# 01 Stable Diffusion v1.5 model exploration

In [13]:
from diffusers import StableDiffusionPipeline
import torch
from matplotlib import pyplot as plt
import cv2
import numpy as np
import torchinfo
import torchview

In [2]:
model_id = "sd-legacy/stable-diffusion-v1-5"
pipe = StableDiffusionPipeline.from_pretrained(model_id, torch_dtype=torch.float16)
pipe = pipe.to("mps")

Loading pipeline components...:   0%|          | 0/7 [00:00<?, ?it/s]
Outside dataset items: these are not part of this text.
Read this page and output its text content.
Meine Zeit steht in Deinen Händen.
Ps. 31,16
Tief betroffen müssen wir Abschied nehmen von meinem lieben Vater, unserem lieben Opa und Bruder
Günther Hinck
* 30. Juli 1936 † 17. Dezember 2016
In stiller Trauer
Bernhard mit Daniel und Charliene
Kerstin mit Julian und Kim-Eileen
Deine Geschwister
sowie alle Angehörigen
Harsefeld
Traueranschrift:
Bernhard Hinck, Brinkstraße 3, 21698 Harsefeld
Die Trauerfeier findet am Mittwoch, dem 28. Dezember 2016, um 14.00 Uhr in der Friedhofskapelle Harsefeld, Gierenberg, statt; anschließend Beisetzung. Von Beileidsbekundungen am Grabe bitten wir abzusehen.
`torch_dtype` is deprecated! Use `dtype` instead!


In [None]:
prompt = "a photo of an astronaut riding a horse on mars"
image_pil = pipe(prompt).images[0]

In [None]:
plt.imshow(image_pil)
plt.axis('off')
plt.show()

## Exploring the infrastructure

In [12]:
torchinfo.summary(pipe.unet, depth=5)

Layer (type:depth-idx)                                            Param #
UNet2DConditionModel                                              --
├─Conv2d: 1-1                                                     11,840
├─Timesteps: 1-2                                                  --
├─TimestepEmbedding: 1-3                                          --
│    └─Linear: 2-1                                                410,880
│    └─SiLU: 2-2                                                  --
│    └─Linear: 2-3                                                1,639,680
├─ModuleList: 1-4                                                 --
│    └─CrossAttnDownBlock2D: 2-4                                  --
│    │    └─ModuleList: 3-1                                       --
│    │    │    └─Transformer2DModel: 4-1                          --
│    │    │    │    └─GroupNorm: 5-1                              640
│    │    │    │    └─Conv2d: 5-2                                 102,720
│    │ 

Down blocks have cross-attention layers as well

In [20]:
import torch
from torchview import draw_graph

# 1. Get the correct configuration
batch_size = 1
height = pipe.unet.config.sample_size
width = pipe.unet.config.sample_size
latents_shape = (batch_size, pipe.unet.config.in_channels, height, width)
prompt_shape = (batch_size, 77, pipe.unet.config.cross_attention_dim)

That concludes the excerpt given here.